Qi Yuying, Hu Tinghui, Li Kai, Ye Renqing, Ye Zuodong
Department of Laboratory, The Affiliated Ningde Municipal Hospital of Fujian Medical University, Ningde, China.
Department of Oncological Surgery, The Affiliated Ningde Municipal Hospital of Fujian Medical University, Ningde, China.
J Breast Cancer. 2015 Sep;18(3):218-24. doi: 10.4048/jbc.2015.18.3.218. Epub 2015 Sep 24.
Protein phosphatase 4 regulatory subunit 1 (PP4R1), as an interaction partner of the catalytic serine/threonine-protein phosphatase 4 catalytic subunit has been shown to involve in cellular processes and nuclear factor κB signaling. However, the functions of PP4R1 in human breast cancers remain unclear. This study is designed to explore the effect of PP4R1 knockdown on the biological characteristics of breast cancer cells.
A lentivirus-mediated short hairpin RNA (shRNA) was designed to knockdown the expression of PP4R1 in ZR-75-30 breast cancer cells. The efficiency of lentivirus-mediated shRNA infection was determined using fluorescence microscopy to observe lentivirus-mediated green fluorescent protein expression and confirmed to be over 80%. PP4R1 expression in infected ZR-75-30 cells was detected by quantitative real-time polymerase chain reaction and western blot analysis. Cell proliferation and colony formation ability were measured by 3-(4,5-dimethyl-2-thiazolyl)-2,5-diphenyl-2-H-tetrazolium bromide (MTT) assay and colony formation assay, respectively. Flow cytometry was used to measure cell cycle progression and cell apoptosis. In addition, apoptosis makers, including poly-ADP-ribose polymerase (PARP) and caspase-3, were investigated in PP4R1-silenced ZR-75-30 cells by western blot assay.
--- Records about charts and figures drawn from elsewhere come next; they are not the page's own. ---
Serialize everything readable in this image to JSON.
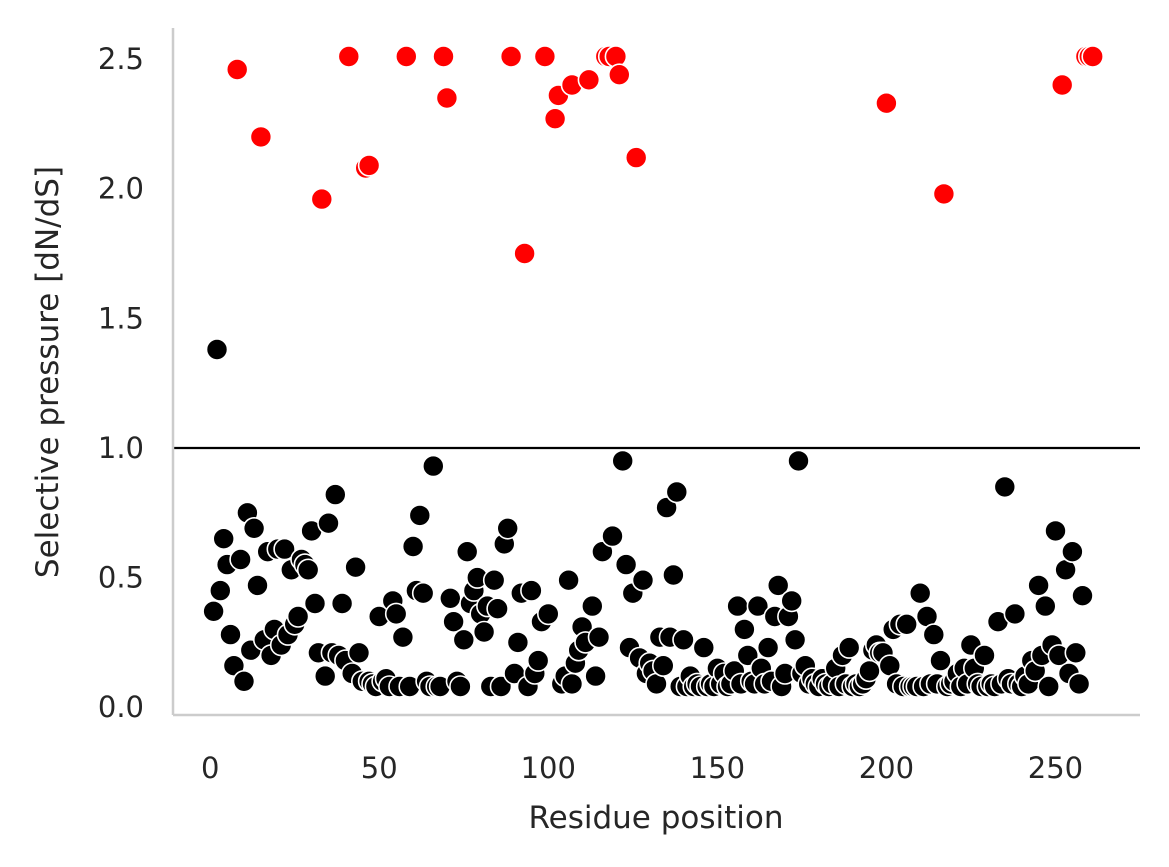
{
  "chart_data": {
    "type": "scatter",
    "xlabel": "Residue position",
    "ylabel": "Selective pressure [dN/dS]",
    "xlim": [
      -11,
      275
    ],
    "ylim": [
      -0.03,
      2.62
    ],
    "xticks": [
      0,
      50,
      100,
      150,
      200,
      250
    ],
    "yticks": [
      0.0,
      0.5,
      1.0,
      1.5,
      2.0,
      2.5
    ],
    "ytick_labels": [
      "0.0",
      "0.5",
      "1.0",
      "1.5",
      "2.0",
      "2.5"
    ],
    "reference_line": {
      "y": 1.0,
      "color": "#000000"
    },
    "grid": false,
    "colors": {
      "below_threshold": "#000000",
      "above_threshold": "#ff0000"
    },
    "series": [
      {
        "color": "#ff0000",
        "points": [
          [
            8,
            2.46
          ],
          [
            15,
            2.2
          ],
          [
            33,
            1.96
          ],
          [
            41,
            2.51
          ],
          [
            46,
            2.08
          ],
          [
            47,
            2.09
          ],
          [
            58,
            2.51
          ],
          [
            69,
            2.51
          ],
          [
            70,
            2.35
          ],
          [
            89,
            2.51
          ],
          [
            93,
            1.75
          ],
          [
            99,
            2.51
          ],
          [
            102,
            2.27
          ],
          [
            103,
            2.36
          ],
          [
            107,
            2.4
          ],
          [
            112,
            2.42
          ],
          [
            117,
            2.51
          ],
          [
            118,
            2.51
          ],
          [
            120,
            2.51
          ],
          [
            121,
            2.44
          ],
          [
            126,
            2.12
          ],
          [
            200,
            2.33
          ],
          [
            217,
            1.98
          ],
          [
            252,
            2.4
          ],
          [
            259,
            2.51
          ],
          [
            260,
            2.51
          ],
          [
            261,
            2.51
          ]
        ]
      },
      {
        "color": "#000000",
        "points": [
          [
            1,
            0.37
          ],
          [
            2,
            1.38
          ],
          [
            3,
            0.45
          ],
          [
            4,
            0.65
          ],
          [
            5,
            0.55
          ],
          [
            6,
            0.28
          ],
          [
            7,
            0.16
          ],
          [
            9,
            0.57
          ],
          [
            10,
            0.1
          ],
          [
            11,
            0.75
          ],
          [
            12,
            0.22
          ],
          [
            13,
            0.69
          ],
          [
            14,
            0.47
          ],
          [
            16,
            0.26
          ],
          [
            17,
            0.6
          ],
          [
            18,
            0.2
          ],
          [
            19,
            0.3
          ],
          [
            20,
            0.61
          ],
          [
            21,
            0.24
          ],
          [
            22,
            0.61
          ],
          [
            23,
            0.28
          ],
          [
            24,
            0.53
          ],
          [
            25,
            0.32
          ],
          [
            26,
            0.35
          ],
          [
            27,
            0.57
          ],
          [
            28,
            0.55
          ],
          [
            29,
            0.53
          ],
          [
            30,
            0.68
          ],
          [
            31,
            0.4
          ],
          [
            32,
            0.21
          ],
          [
            34,
            0.12
          ],
          [
            35,
            0.71
          ],
          [
            36,
            0.21
          ],
          [
            37,
            0.82
          ],
          [
            38,
            0.2
          ],
          [
            39,
            0.4
          ],
          [
            40,
            0.18
          ],
          [
            42,
            0.13
          ],
          [
            43,
            0.54
          ],
          [
            44,
            0.21
          ],
          [
            45,
            0.1
          ],
          [
            47,
            0.1
          ],
          [
            48,
            0.09
          ],
          [
            49,
            0.08
          ],
          [
            50,
            0.35
          ],
          [
            51,
            0.1
          ],
          [
            52,
            0.11
          ],
          [
            53,
            0.08
          ],
          [
            54,
            0.41
          ],
          [
            55,
            0.36
          ],
          [
            56,
            0.08
          ],
          [
            57,
            0.27
          ],
          [
            59,
            0.08
          ],
          [
            60,
            0.62
          ],
          [
            61,
            0.45
          ],
          [
            62,
            0.74
          ],
          [
            63,
            0.44
          ],
          [
            64,
            0.1
          ],
          [
            65,
            0.08
          ],
          [
            66,
            0.93
          ],
          [
            67,
            0.08
          ],
          [
            68,
            0.08
          ],
          [
            71,
            0.42
          ],
          [
            72,
            0.33
          ],
          [
            73,
            0.1
          ],
          [
            74,
            0.08
          ],
          [
            75,
            0.26
          ],
          [
            76,
            0.6
          ],
          [
            77,
            0.4
          ],
          [
            78,
            0.45
          ],
          [
            79,
            0.5
          ],
          [
            80,
            0.36
          ],
          [
            81,
            0.29
          ],
          [
            82,
            0.39
          ],
          [
            83,
            0.08
          ],
          [
            84,
            0.49
          ],
          [
            85,
            0.38
          ],
          [
            86,
            0.08
          ],
          [
            87,
            0.63
          ],
          [
            88,
            0.69
          ],
          [
            90,
            0.13
          ],
          [
            91,
            0.25
          ],
          [
            92,
            0.44
          ],
          [
            94,
            0.08
          ],
          [
            95,
            0.45
          ],
          [
            96,
            0.13
          ],
          [
            97,
            0.18
          ],
          [
            98,
            0.33
          ],
          [
            100,
            0.36
          ],
          [
            104,
            0.09
          ],
          [
            105,
            0.12
          ],
          [
            106,
            0.49
          ],
          [
            107,
            0.09
          ],
          [
            108,
            0.17
          ],
          [
            109,
            0.22
          ],
          [
            110,
            0.31
          ],
          [
            111,
            0.25
          ],
          [
            113,
            0.39
          ],
          [
            114,
            0.12
          ],
          [
            115,
            0.27
          ],
          [
            116,
            0.6
          ],
          [
            119,
            0.66
          ],
          [
            122,
            0.95
          ],
          [
            123,
            0.55
          ],
          [
            124,
            0.23
          ],
          [
            125,
            0.44
          ],
          [
            127,
            0.19
          ],
          [
            128,
            0.49
          ],
          [
            129,
            0.13
          ],
          [
            130,
            0.17
          ],
          [
            131,
            0.14
          ],
          [
            132,
            0.09
          ],
          [
            133,
            0.27
          ],
          [
            134,
            0.16
          ],
          [
            135,
            0.77
          ],
          [
            136,
            0.27
          ],
          [
            137,
            0.51
          ],
          [
            138,
            0.83
          ],
          [
            139,
            0.08
          ],
          [
            140,
            0.26
          ],
          [
            141,
            0.08
          ],
          [
            142,
            0.12
          ],
          [
            143,
            0.08
          ],
          [
            144,
            0.09
          ],
          [
            145,
            0.08
          ],
          [
            146,
            0.23
          ],
          [
            147,
            0.08
          ],
          [
            148,
            0.09
          ],
          [
            149,
            0.08
          ],
          [
            150,
            0.15
          ],
          [
            151,
            0.09
          ],
          [
            152,
            0.13
          ],
          [
            153,
            0.08
          ],
          [
            154,
            0.09
          ],
          [
            155,
            0.14
          ],
          [
            156,
            0.39
          ],
          [
            157,
            0.09
          ],
          [
            158,
            0.3
          ],
          [
            159,
            0.2
          ],
          [
            160,
            0.1
          ],
          [
            161,
            0.09
          ],
          [
            162,
            0.39
          ],
          [
            163,
            0.15
          ],
          [
            164,
            0.09
          ],
          [
            165,
            0.23
          ],
          [
            166,
            0.1
          ],
          [
            167,
            0.35
          ],
          [
            168,
            0.47
          ],
          [
            169,
            0.08
          ],
          [
            170,
            0.13
          ],
          [
            171,
            0.35
          ],
          [
            172,
            0.41
          ],
          [
            173,
            0.26
          ],
          [
            174,
            0.95
          ],
          [
            175,
            0.13
          ],
          [
            176,
            0.16
          ],
          [
            177,
            0.09
          ],
          [
            178,
            0.11
          ],
          [
            179,
            0.09
          ],
          [
            180,
            0.08
          ],
          [
            181,
            0.11
          ],
          [
            182,
            0.09
          ],
          [
            183,
            0.08
          ],
          [
            184,
            0.09
          ],
          [
            185,
            0.15
          ],
          [
            186,
            0.08
          ],
          [
            187,
            0.2
          ],
          [
            188,
            0.09
          ],
          [
            189,
            0.23
          ],
          [
            190,
            0.08
          ],
          [
            191,
            0.09
          ],
          [
            192,
            0.08
          ],
          [
            193,
            0.09
          ],
          [
            194,
            0.11
          ],
          [
            195,
            0.14
          ],
          [
            196,
            0.22
          ],
          [
            197,
            0.24
          ],
          [
            198,
            0.21
          ],
          [
            199,
            0.21
          ],
          [
            201,
            0.16
          ],
          [
            202,
            0.3
          ],
          [
            203,
            0.09
          ],
          [
            204,
            0.32
          ],
          [
            205,
            0.08
          ],
          [
            206,
            0.32
          ],
          [
            207,
            0.08
          ],
          [
            208,
            0.08
          ],
          [
            209,
            0.08
          ],
          [
            210,
            0.44
          ],
          [
            211,
            0.08
          ],
          [
            212,
            0.35
          ],
          [
            213,
            0.09
          ],
          [
            214,
            0.28
          ],
          [
            215,
            0.09
          ],
          [
            216,
            0.18
          ],
          [
            218,
            0.08
          ],
          [
            219,
            0.09
          ],
          [
            220,
            0.1
          ],
          [
            221,
            0.13
          ],
          [
            222,
            0.08
          ],
          [
            223,
            0.15
          ],
          [
            224,
            0.09
          ],
          [
            225,
            0.24
          ],
          [
            226,
            0.15
          ],
          [
            227,
            0.09
          ],
          [
            228,
            0.08
          ],
          [
            229,
            0.2
          ],
          [
            230,
            0.08
          ],
          [
            231,
            0.09
          ],
          [
            232,
            0.08
          ],
          [
            233,
            0.33
          ],
          [
            234,
            0.09
          ],
          [
            235,
            0.85
          ],
          [
            236,
            0.11
          ],
          [
            237,
            0.09
          ],
          [
            238,
            0.36
          ],
          [
            239,
            0.09
          ],
          [
            240,
            0.08
          ],
          [
            241,
            0.12
          ],
          [
            242,
            0.09
          ],
          [
            243,
            0.18
          ],
          [
            244,
            0.14
          ],
          [
            245,
            0.47
          ],
          [
            246,
            0.2
          ],
          [
            247,
            0.39
          ],
          [
            248,
            0.08
          ],
          [
            249,
            0.24
          ],
          [
            250,
            0.68
          ],
          [
            251,
            0.2
          ],
          [
            253,
            0.53
          ],
          [
            254,
            0.13
          ],
          [
            255,
            0.6
          ],
          [
            256,
            0.21
          ],
          [
            257,
            0.09
          ],
          [
            258,
            0.43
          ]
        ]
      }
    ]
  }
}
We successfully constructed lentivirus-mediated shRNA to target PP4R1 in ZR-75-30 cells. MTT assay and colony formation assay showed the loss of PP4R1 suppressed the proliferation of ZR-75-30 cells. Flow cytometry analysis indicated cell cycle arrest and increased cell apoptosis in PP4R1 knockdown cells. Further, the apoptosis response in cells depleted of PP4R1 was illustrated by downregulation of PARP and upregulation of caspase-3.
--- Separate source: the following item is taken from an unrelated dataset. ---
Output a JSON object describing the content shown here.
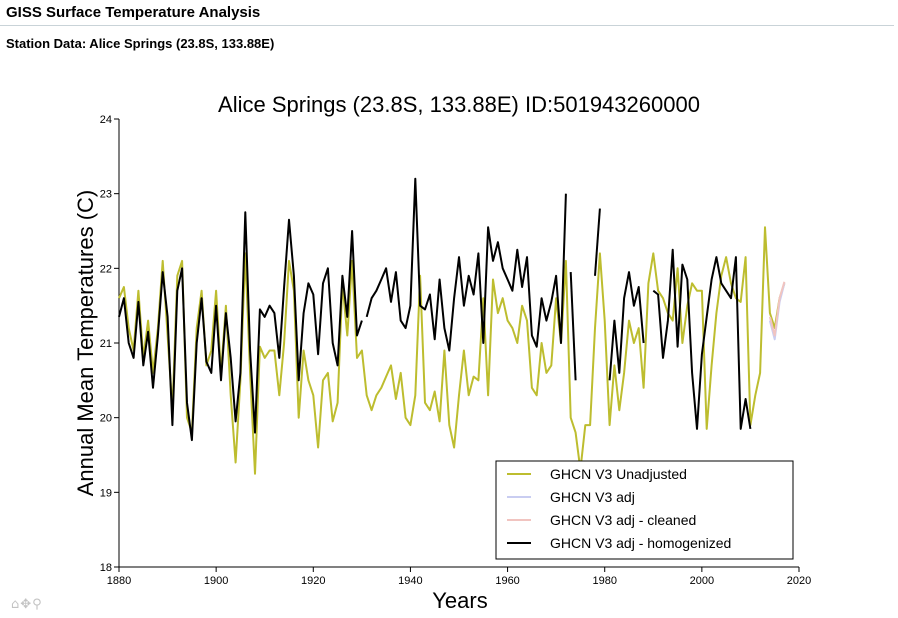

Our results suggest that PP4R1 could promote breast cancer cell proliferation and might play a vital role in breast cancer occurrence.
蛋白磷酸酶4调节亚基1(PP4R1)作为催化性丝氨酸/苏氨酸蛋白磷酸酶4催化亚基的相互作用伴侣,已被证明参与细胞过程和核因子κB信号传导。然而,PP4R1在人类乳腺癌中的功能仍不清楚。本研究旨在探讨敲低PP4R1对乳腺癌细胞生物学特性的影响。
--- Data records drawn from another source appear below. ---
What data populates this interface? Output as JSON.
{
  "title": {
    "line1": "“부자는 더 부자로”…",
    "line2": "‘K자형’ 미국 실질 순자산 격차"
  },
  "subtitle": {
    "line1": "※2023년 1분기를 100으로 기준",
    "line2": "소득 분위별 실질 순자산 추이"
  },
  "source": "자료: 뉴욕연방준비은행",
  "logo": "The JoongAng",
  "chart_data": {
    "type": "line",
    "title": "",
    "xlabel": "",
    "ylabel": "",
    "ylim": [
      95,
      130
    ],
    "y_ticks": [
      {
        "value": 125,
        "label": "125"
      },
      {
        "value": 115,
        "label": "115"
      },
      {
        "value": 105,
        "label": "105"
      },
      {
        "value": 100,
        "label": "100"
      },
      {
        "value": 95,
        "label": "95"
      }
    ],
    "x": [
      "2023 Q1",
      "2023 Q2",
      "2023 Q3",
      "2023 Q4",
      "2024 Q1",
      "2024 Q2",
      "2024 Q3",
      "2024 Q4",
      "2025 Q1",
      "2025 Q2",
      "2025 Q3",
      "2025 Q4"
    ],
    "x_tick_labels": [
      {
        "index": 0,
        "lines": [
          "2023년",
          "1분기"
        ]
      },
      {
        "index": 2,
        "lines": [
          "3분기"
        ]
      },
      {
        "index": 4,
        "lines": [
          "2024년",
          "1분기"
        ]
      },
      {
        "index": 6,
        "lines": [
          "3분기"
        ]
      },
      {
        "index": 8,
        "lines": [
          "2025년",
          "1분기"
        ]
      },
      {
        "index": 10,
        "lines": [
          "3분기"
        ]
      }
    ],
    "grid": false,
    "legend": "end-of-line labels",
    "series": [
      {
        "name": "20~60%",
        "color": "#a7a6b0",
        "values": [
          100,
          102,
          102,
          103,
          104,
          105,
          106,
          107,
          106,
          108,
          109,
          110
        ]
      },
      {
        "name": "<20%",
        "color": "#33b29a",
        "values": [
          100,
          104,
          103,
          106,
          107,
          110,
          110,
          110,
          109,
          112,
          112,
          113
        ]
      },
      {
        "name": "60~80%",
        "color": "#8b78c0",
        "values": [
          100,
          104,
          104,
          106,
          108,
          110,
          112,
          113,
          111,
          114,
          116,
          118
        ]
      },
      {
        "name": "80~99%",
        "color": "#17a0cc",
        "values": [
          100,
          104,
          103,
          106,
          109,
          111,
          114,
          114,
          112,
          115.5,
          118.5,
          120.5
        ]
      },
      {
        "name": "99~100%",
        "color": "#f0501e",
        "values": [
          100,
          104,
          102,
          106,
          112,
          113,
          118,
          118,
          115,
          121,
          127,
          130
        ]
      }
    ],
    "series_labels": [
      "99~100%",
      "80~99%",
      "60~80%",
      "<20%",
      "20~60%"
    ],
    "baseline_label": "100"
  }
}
设计慢病毒介导的短发夹RNA(shRNA)以敲低ZR-75-30乳腺癌细胞中PP4R1的表达。使用荧光显微镜观察慢病毒介导的绿色荧光蛋白表达来确定慢病毒介导的shRNA感染效率,确认其超过80%。通过定量实时聚合酶链反应和蛋白质印迹分析检测感染的ZR-75-30细胞中PP4R1的表达。分别通过3-(4,5-二甲基-2-噻唑基)-2,5-二苯基-2-H-四氮唑溴盐(MTT)法和集落形成试验测量细胞增殖和集落形成能力。使用流式细胞术测量细胞周期进程和细胞凋亡。此外,通过蛋白质印迹分析在PP4R1沉默的ZR-75-30细胞中研究凋亡标志物,包括聚ADP-核糖聚合酶(PARP)和半胱天冬酶-3。
我们成功构建了慢病毒介导的shRNA以靶向ZR-75-30细胞中的PP4R1。MTT法和集落形成试验表明,PP4R1的缺失抑制了ZR-75-30细胞的增殖。流式细胞术分析表明PP4R1敲低细胞中细胞周期停滞且细胞凋亡增加。此外,PP4R1缺失细胞中的凋亡反应通过PARP的下调和半胱天冬酶-3的上调得以体现。
我们的结果表明,PP4R1可促进乳腺癌细胞增殖,可能在乳腺癌发生中起重要作用。